The liberation of the Latin liturgy, the rapprochement with Eastern Orthodoxy, the absorption of former Anglicans – all these ambitions reflect Benedict’s conviction that the Catholic Church must rediscover the liturgical treasure of Christian history to perform its most important task: worshipping God.

This conviction is shared by growing numbers of young Catholics, but not by the church politicians who have dominated the hierarchies of Europe for too long.

By failing to welcome the latest papal initiatives – or even to display any interest in them, beyond the narrow question of how their power is affected – the bishops of England and Wales have confirmed Benedict’s low opinion of them.

Now he should replace them. If the Catholic reformation is to start anywhere, it might as well be here.

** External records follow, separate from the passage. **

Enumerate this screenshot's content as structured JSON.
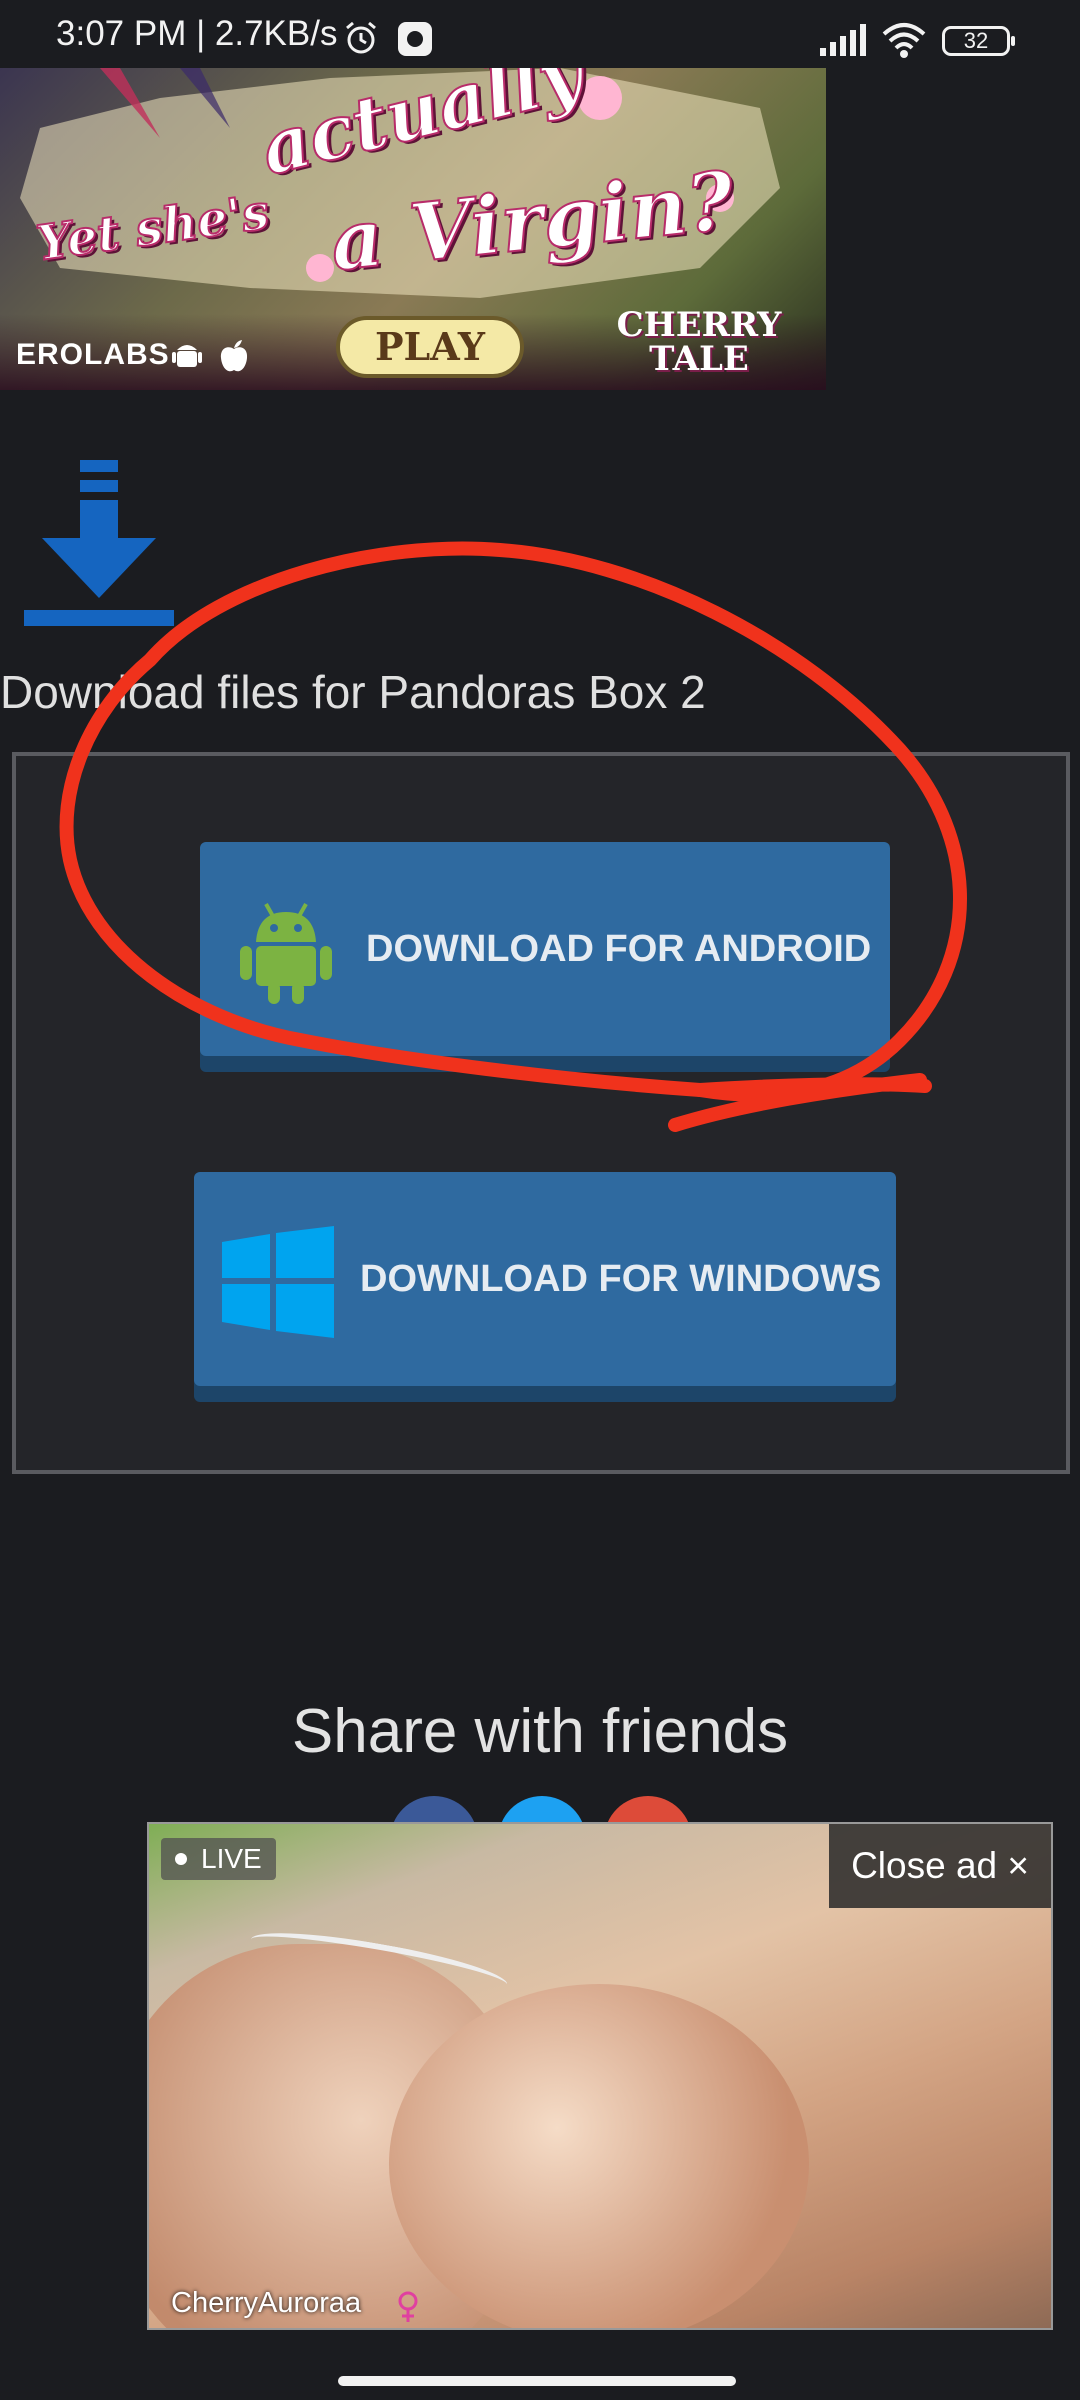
{
  "status_bar": {
    "time": "3:07 PM | 2.7KB/s",
    "battery": "32"
  },
  "top_ad": {
    "line1": "actually",
    "line2": "Yet she's",
    "line3": "a Virgin?",
    "brand": "EROLABS",
    "play_label": "PLAY",
    "logo_line1": "CHERRY",
    "logo_line2": "TALE"
  },
  "download": {
    "heading": "Download files for Pandoras Box 2",
    "android_label": "DOWNLOAD FOR ANDROID",
    "windows_label": "DOWNLOAD FOR WINDOWS"
  },
  "share": {
    "title": "Share with friends"
  },
  "video_ad": {
    "live_label": "LIVE",
    "close_label": "Close ad ×",
    "streamer": "CherryAuroraa"
  },
  "colors": {
    "background": "#1b1c20",
    "button_blue": "#2f6aa0",
    "annotation_red": "#f0321c",
    "android_green": "#7cb342",
    "windows_blue": "#00a4ef",
    "download_icon_blue": "#1565c0"
  }
}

Feast of Saint Albert the Great

Bishop of Regensburg, which we all know for something else now.

Pope Benedict on St. Jerome

Continuation of his catechesis on the Fathers, from Asia News Italy:

 The figure of St Jerome, was instead at the centre of his discourse to over 20 thousand pilgrims in St Peter’s square, despite the cold and threat of rain.  Today the Pope underlined the instead of education to responsibility, central to the teachings and example of the Saint, declared “eminent doctor of the Church” by Benedict XV, for his interpretations of scripture. An education to responsibility “before God and before man is the true condition for progress, peace and reconciliation and as a result the exclusion of violence”.

Love for Sacred scripture, the need for coherence between life and faith, especially for “preachers” so that they may not become like “that master who with a full stomach preaches of fasting”, the need for personal formation, from early childhood and for communion with the pope.  These are just some of the factors which St Jerome urged – to whom pope Benedict already dedicated last weeks catechesis – together with “the importance of a broad and disciplined Christian education for the young, including women”- quite unexpected in ancient times.

For St. Jerome “familiarising oneself with biblical texts above all the New Testament is essential for the believer, because ignoring the Sacred Scripture means ignoring Christ”. “Truly enamoured with the Word of God he would ask how one could live without the scriptures”, without the Bible “which is the source of  Christian life, for every person in every situation”.  It means “conversing with God”.  Its study and meditation “makes man wise and serene”.

At the same time it is our duty to  “unite our lives with the Word of God”.  Coherence “is necessary for each and every Christian and particularly for those who preach so that their actions do not undermine their words or embarrass them”.  As is the case with “that master who with a full stomach preaches of fasting”.